How the Circuit works
Looking at the figure the circuit may be understood with the following points:
All the gates from the IC are basically configured as inverters and any input logic is transformed into an opposite signal logic at the respective outputs.
The first two gates N1 and N2 are arranged in the form of a latch, the resistor R1 looping from the output of N2 to the input of N1 becomes responsible for the desired latching action.
Transistor T1 is Darlington high gain transistor which has been incorporated for amplifying the minute signals from the finger touches.
Initially when power is switched ON due to the capacitor C1 at the input of N1, the logic at the input of N1 is pulled to ground potential making N1 and N2 feedback system latch with this input producing a negative logic at the output of N2.

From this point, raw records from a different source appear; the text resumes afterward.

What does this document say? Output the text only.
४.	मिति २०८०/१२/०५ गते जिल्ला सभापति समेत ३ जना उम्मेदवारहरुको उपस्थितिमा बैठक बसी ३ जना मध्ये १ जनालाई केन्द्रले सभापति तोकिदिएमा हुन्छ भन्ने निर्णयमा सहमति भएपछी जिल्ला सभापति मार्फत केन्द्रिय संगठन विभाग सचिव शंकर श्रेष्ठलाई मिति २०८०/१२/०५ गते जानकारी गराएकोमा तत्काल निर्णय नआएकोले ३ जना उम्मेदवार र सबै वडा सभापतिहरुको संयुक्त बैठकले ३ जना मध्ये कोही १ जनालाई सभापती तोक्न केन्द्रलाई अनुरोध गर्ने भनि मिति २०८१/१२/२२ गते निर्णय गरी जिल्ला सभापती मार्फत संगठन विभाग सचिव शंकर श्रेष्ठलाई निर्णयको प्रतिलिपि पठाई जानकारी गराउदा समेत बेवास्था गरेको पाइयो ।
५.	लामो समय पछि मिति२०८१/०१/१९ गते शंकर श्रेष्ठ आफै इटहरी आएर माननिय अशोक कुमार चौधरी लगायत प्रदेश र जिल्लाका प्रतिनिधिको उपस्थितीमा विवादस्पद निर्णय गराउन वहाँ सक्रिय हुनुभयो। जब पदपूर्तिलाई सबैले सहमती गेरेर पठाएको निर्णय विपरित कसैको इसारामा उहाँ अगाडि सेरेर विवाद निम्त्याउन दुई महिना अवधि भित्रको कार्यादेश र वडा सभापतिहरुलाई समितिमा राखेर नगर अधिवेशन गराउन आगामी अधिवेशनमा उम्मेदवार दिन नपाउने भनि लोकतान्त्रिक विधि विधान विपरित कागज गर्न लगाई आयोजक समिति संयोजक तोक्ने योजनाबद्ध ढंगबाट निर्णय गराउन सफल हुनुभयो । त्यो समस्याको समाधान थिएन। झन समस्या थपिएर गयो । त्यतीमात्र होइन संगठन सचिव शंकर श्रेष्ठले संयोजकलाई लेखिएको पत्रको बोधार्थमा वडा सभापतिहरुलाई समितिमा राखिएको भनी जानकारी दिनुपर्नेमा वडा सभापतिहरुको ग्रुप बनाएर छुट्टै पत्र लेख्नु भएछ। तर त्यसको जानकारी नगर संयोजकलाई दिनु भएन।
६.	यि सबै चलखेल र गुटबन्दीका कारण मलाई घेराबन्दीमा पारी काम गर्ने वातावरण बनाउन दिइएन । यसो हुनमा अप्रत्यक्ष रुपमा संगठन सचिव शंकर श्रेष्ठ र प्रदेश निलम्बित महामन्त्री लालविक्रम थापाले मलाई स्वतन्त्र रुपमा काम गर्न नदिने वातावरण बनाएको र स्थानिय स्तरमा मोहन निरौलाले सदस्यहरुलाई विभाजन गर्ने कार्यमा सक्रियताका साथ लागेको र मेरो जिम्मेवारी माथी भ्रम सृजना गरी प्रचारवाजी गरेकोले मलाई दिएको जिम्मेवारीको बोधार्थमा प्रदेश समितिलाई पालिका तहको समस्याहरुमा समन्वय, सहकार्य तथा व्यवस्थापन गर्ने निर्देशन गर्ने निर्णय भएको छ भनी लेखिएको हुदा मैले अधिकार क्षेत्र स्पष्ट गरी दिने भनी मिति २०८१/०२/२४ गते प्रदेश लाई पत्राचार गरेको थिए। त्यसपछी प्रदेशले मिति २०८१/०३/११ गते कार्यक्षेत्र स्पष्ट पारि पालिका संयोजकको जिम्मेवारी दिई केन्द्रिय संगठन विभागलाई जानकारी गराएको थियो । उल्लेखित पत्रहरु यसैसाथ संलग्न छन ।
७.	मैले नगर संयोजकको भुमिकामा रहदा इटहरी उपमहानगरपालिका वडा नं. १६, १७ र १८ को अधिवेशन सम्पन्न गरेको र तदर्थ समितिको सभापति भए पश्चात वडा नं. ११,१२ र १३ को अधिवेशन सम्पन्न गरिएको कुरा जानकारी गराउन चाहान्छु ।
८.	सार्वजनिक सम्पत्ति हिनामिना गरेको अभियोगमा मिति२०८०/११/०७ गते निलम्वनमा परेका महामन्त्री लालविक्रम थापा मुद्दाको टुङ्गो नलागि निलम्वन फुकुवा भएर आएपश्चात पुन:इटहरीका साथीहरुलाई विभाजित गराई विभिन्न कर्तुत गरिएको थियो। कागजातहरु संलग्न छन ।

The output relay driver stage is thus rendered inactive during initial power switch ON. Now suppose a finger touch is made at the base of T1, the transistor instantly conducts, driving a high logic at the input of N1 via C2, D2. C2 charges instantly and blocks any further faulty triggers from the touch, making sure the de-bouncing effect does not disturb the operation.
The above logic high instantly flips the condition of N1/N2 which now latches to produce a positive at the output, triggering the relay drive stage and the corresponding load.
So far the operation looks pretty straightforward, however now the next finger touch should make the circuit collapse and return to its original position and for implementing this feature, N4 is employed and its role becomes truly interesting.
After the above triggering is done, C3 gradually gets charged (within seconds), bringing a logic low at the corresponding input of N3, also the other input of N3 is already held at logic low through the resistor R2, which is clamped to ground. N3 now becomes stationed in a perfect stand by position “waiting” for the next touch trigger at the input.
Now suppose the next subsequent finger touch is made at the input of T1, another positive trigger is released at the input of N1 via C2, however it does not produce any influence over N1 and N2 as they are already latched in response with the earlier input positive trigger. Now, the second input of N3 which is also connected to receive the input trigger via C2 instantly gets a positive pulse at the connected input.
At this instant both the inputs of N3 goes high. This generates a logic low level at the output of N3. This logic low immediately pulls the input of N1 to ground via the diode D2, breaking the latch position of N1 and N2. This causes the output of N2 to become low, switching OFF the relay driver and the corresponding load. We are back into the original condition and circuit now waits for the next subsequent touch trigger in order to repeat the cycle.
Parts required for making a simple touch sensitive switch circuit.
R1, R2 = 100K, R6 = 1K
R3, R5 = 2M2,
R4 = 10K,
C1 = 100uF/25V
C2, C3 = 0.22uF
D1, D2, D3 = 1N4148,
N1---N4 = IC 4093,
T1 = 8050,
T2 = BC547
Relay = 12 volts, SPDT